1. Quantum Field Theory in a Nutshell by Antony Zee. I certainly didn’t finish this book, only read some chapters in Part I and Part II. This is certainly a very interesting book. It gives a rather nice treatment of path integrals for field theory in Part I. I will definitely work through this book carefully one day (maybe in 2021).
2. Statistical Physics of Fields by Mehran Kardar. This book has a corresponding course on MIT/OCW with course number 8.334. The book is basically a detailed lecture notes for Kardar’s lectures. He treats Landau-Ginzberg model in great details, starting with mean-field approximation, then moving on to consider the fluctuation around the saddle-point solution. There will be an infrared divergence for systems in low space dimensions. Kardar then introduces renormalization group approach to deal with this problem. Various lattice models and techniques like high and low temperature expansion are also discussed. This book treats everything using classical picture. No quantum at all. This is a nice book!
3. A course on quantum optics: Quantum Optics 1 : Single Photons provided by École Polytechnique and lectured by Alain Aspect and Michel Bruce. This course is recommended by Jim and is closed related to my 8.06x term paper. 

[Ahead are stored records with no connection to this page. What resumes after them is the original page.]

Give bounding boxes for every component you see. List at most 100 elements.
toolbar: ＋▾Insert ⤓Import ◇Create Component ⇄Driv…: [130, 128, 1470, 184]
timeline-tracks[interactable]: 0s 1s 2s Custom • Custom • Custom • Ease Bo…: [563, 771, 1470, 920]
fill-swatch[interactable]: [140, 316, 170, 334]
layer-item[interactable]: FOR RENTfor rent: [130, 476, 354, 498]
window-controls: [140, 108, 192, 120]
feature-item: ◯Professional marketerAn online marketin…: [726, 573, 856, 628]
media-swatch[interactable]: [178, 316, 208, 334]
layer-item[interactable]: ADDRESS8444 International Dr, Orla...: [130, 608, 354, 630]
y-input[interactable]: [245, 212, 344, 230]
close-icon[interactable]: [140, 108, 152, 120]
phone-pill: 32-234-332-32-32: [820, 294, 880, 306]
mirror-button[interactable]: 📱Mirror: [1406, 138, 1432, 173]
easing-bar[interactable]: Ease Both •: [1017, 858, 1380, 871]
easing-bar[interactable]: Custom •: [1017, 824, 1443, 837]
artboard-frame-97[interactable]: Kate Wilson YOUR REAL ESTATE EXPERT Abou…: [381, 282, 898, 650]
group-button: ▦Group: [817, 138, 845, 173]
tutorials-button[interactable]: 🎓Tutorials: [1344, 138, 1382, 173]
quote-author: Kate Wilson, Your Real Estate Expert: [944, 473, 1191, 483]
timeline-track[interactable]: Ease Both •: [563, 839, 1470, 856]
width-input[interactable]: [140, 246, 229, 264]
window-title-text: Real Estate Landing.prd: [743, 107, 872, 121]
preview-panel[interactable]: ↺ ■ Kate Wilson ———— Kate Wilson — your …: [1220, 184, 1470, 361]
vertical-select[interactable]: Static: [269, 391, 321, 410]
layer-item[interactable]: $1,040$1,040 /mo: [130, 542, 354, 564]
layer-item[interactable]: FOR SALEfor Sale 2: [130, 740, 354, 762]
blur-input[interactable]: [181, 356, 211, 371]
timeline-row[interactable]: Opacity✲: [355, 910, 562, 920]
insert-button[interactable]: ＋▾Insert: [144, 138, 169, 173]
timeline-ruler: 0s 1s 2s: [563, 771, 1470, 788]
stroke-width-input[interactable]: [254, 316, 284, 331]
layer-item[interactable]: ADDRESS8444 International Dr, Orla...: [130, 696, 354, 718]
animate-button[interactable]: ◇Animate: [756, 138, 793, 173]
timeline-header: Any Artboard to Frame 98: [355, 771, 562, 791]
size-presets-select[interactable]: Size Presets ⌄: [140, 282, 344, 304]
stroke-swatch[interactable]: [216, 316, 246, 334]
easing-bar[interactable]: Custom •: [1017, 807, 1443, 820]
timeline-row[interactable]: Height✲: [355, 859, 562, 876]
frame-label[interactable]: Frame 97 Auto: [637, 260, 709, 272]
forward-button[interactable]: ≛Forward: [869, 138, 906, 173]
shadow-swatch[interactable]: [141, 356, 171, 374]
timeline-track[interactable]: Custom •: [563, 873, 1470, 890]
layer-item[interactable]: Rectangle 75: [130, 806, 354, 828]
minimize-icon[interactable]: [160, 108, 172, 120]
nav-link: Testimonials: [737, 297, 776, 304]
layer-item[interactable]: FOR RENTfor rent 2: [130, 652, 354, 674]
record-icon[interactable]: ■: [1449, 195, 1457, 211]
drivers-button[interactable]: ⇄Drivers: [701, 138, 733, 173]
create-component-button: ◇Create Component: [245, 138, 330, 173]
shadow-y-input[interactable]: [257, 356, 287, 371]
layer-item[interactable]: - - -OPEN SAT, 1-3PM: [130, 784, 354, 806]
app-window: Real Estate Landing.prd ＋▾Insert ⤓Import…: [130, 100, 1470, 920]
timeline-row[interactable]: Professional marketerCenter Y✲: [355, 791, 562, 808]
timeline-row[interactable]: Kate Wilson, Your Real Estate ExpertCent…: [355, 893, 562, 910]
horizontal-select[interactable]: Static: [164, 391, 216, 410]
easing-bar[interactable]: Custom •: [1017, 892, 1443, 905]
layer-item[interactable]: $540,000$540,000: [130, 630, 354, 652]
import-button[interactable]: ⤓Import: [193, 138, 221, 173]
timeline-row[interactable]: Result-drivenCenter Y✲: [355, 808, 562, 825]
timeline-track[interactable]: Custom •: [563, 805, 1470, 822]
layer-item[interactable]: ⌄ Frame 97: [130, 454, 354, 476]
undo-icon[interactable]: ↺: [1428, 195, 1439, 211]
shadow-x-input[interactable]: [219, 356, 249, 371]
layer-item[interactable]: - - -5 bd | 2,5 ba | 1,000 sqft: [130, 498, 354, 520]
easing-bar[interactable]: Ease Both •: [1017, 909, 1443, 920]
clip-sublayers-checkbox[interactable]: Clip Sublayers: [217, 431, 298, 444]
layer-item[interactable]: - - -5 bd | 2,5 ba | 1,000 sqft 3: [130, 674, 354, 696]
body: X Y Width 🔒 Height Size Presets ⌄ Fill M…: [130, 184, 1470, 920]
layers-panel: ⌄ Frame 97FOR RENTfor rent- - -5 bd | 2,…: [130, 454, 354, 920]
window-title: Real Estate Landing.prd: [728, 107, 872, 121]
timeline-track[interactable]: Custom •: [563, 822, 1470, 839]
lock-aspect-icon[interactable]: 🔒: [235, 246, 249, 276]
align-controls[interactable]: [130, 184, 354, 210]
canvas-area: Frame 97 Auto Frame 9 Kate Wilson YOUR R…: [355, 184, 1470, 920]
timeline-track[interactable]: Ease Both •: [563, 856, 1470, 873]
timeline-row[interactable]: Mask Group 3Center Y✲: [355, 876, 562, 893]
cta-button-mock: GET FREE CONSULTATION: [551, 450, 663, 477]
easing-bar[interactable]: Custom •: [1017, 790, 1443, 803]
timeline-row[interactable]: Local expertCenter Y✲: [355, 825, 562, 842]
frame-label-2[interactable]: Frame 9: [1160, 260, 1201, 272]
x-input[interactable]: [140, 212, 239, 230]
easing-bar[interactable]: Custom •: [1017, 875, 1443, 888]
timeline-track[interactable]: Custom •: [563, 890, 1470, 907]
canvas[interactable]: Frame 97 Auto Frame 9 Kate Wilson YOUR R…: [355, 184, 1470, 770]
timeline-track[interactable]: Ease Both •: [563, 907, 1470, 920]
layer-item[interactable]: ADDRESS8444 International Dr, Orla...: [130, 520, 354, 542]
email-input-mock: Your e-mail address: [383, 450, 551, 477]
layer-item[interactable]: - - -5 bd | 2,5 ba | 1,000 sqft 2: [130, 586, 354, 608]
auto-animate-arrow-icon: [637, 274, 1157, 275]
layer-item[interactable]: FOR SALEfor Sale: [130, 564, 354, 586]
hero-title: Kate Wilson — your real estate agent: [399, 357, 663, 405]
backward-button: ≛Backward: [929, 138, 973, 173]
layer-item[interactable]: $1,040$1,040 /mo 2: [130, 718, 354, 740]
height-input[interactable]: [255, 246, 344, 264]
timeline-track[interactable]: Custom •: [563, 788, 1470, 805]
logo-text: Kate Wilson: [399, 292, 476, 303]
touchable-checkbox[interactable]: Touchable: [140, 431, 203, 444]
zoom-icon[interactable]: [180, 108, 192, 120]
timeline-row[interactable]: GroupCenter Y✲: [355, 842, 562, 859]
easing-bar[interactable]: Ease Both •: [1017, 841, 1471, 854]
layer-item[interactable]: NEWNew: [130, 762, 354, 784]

My research topic is related to real-space renormalization group using the so-called tensor network technique. In order to get a big picture about tensor network states and many-body computational physics, I went through lectures of a course in PSI with the name, Explorations in Condensed Matter, provided by Prof. Guifre Vidal. It is a three-week course. In first week, Prof. Vidal first introduces how to use exact diagonalization to find the spectrum of a system. Free fermion formalism is also introduced. In second week, he talks about structure of entanglement in ground state of many-body systems, the so-called area law. In third week, he then introduces various tensor network ansatz, which is carefully designed to have the desirable entanglement structure. This is an excellent course. Prof. Vidal explains everything like crystal clear.

As for my research topic, I had been mainly learning various concepts and techniques during those three months. I first need to get myself familiar the simplest system in many-particle physics, Ising Model. First 1D, and then 2D. Then I learned two tensor network renormalization group(TNRG) method, TRG and TNR, and also two ways to extract scaling dimensions under TNRG framework.